Kepada BBC, anggota parlemen Manusha Nanyakkara mengatakan setidaknya 10 kendaraan dirusak, sebagian besar dimiliki umat Muslim. Adapun 62 rumah dan toko mengalami serangan.

Menurutnya, jam malam dari pukul 18.00 hingga 06.00 waktu setempat telah diterapkan guna mencegah kekerasan lanjutan. Merebaknya kekerasan dipicu oleh insiden di jalan antara seorang perempuan Muslim dan pria Buddha yang mengendarai sepeda motor.

Akan tetapi, beberapa saat kemudian, menyebar pesan di media sosial bahwa umat Muslim akan menyerang kuil Buddha.


Pesan hoaks itu menyebar cepat dan “pertikaian dimulai antara sekelompok kecil berpandangan ekstrem” dari kedua belah pihak, kata juru bicara kepolisian Ruwan Gunasekera kepada Reuters.

Beberapa saat setelah insiden kekerasan berlangsung, polisi dan tentara menangkap sejumlah orang. Salah satu di antara mereka adalah seorang perempuan yang menyebarkan hoaks ke media sosial.

Menteri Hukum Sagala Ratnayaka mengatakan “sejumlah kelompok politik kini berupaya keras menjadikan perselisihan kecil ini menjadi bentrokan etnik Sinhala-Muslim”.

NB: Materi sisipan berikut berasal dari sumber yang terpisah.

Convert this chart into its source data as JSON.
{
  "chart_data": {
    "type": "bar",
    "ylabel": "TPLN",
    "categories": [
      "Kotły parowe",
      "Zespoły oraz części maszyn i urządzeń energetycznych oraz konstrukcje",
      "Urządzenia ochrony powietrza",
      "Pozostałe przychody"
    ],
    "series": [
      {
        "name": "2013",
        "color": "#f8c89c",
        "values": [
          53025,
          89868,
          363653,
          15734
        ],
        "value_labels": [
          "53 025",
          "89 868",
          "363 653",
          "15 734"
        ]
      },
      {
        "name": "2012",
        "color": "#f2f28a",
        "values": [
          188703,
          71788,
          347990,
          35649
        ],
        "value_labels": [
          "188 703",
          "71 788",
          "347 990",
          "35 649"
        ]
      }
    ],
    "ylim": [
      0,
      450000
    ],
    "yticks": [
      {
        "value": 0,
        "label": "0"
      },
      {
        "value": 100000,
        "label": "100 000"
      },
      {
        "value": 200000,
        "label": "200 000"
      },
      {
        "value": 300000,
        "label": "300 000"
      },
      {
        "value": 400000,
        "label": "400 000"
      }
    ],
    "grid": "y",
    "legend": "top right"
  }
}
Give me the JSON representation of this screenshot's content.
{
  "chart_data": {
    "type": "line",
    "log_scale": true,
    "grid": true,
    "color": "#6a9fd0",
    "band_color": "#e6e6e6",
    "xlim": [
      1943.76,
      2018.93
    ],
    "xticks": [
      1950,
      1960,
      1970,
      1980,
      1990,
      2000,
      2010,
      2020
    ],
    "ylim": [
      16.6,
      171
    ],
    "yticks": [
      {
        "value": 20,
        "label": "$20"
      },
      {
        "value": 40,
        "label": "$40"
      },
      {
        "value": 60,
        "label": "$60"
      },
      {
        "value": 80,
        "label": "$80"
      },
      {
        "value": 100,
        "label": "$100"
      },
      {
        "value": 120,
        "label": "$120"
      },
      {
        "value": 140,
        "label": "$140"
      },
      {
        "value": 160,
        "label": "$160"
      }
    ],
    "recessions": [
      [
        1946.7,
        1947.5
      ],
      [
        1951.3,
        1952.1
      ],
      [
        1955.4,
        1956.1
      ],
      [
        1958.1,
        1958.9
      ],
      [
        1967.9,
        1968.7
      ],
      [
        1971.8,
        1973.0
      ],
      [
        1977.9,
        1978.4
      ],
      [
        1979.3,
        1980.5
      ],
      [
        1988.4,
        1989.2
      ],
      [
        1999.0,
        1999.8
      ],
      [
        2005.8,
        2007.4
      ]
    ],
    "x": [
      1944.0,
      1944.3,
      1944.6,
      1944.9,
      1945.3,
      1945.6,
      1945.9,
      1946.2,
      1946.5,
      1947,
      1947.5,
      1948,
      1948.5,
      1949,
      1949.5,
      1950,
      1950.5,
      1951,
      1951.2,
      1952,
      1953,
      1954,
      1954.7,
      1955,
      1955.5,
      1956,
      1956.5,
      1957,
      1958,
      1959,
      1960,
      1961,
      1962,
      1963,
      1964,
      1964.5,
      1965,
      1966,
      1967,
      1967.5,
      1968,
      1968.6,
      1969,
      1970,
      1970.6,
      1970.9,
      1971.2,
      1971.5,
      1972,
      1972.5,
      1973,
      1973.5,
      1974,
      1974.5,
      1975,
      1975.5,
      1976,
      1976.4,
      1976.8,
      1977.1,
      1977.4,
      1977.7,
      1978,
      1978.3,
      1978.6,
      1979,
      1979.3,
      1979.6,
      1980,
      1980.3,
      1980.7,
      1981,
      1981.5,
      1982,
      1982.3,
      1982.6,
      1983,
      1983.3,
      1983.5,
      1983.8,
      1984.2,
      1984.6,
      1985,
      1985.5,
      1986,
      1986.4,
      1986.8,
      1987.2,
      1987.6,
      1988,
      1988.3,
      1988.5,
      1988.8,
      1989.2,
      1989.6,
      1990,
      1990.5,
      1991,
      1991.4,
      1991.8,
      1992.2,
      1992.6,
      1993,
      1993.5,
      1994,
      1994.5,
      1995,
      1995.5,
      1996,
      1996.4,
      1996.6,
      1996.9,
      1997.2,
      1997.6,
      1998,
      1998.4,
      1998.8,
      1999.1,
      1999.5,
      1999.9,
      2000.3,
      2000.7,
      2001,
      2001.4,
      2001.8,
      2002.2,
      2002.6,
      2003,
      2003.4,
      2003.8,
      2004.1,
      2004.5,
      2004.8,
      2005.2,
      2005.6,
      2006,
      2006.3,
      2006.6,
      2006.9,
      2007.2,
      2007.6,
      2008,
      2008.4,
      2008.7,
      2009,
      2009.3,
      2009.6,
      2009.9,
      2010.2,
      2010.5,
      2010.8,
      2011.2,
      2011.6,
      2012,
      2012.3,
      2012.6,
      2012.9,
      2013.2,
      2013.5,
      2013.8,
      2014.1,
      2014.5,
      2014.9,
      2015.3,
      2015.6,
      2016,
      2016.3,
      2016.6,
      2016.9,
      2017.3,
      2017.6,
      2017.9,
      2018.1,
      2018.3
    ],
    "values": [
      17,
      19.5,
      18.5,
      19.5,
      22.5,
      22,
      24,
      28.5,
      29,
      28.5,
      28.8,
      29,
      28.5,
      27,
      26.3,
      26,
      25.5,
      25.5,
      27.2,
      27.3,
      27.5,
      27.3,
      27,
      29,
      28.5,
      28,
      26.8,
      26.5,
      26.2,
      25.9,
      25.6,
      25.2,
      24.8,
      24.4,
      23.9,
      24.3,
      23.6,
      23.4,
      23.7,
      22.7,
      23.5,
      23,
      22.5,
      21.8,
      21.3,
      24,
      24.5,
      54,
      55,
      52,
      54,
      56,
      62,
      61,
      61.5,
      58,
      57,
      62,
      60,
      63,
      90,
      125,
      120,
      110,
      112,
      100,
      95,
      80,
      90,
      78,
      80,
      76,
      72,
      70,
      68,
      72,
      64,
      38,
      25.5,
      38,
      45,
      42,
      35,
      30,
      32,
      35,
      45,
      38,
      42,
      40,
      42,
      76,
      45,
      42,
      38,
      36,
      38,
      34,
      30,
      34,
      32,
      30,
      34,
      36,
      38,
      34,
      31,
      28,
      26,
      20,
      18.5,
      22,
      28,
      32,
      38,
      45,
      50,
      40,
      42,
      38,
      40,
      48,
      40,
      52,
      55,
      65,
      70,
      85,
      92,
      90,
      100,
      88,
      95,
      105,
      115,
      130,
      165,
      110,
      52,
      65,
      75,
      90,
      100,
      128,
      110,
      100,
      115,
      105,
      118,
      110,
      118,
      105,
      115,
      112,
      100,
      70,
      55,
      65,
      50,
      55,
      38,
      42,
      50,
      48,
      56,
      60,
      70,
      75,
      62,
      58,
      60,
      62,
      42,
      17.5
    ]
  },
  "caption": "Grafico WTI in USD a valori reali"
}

Baca Juga:  Presiden Filipina Minta Bantuan TNI Untuk Menggempur ISIS di Marawi

“Saya mendesak masyarakat agar tidak digiring secara salah oleh propaganda mereka,” ujarnya.

Populasi umat Buddha mencapai 70% dari total penduduk Sri Lanka sebanyak 21 juta orang. Umat Muslim di negara itu merupakan minoritas, sebesar 9%.


Presiden Sri Lanka Maithripala Sirisena mendapat desakan dari berbagai kalangan, termasuk kelompok pelindung hak asasi manusia, untuk bertindak mengatasi pertikaian antaretnik dan antaragama.

Pada pertengahan tahun ini, lebih dari 20 serangan terjadi terhadap umat Muslim dan properti milik umat Muslim, termasuk merusak toko dan masjid.

Ketegangan berlatar belakang agama mengemuka setelah beberapa kelompok Buddha menuduh umat Muslim melakukan Islamisasi dan merusak situs-situs kuno umat Buddha. Beberapa umat Buddha juga memprotes kehadiran pengungsi Rohingya dari Myanmar.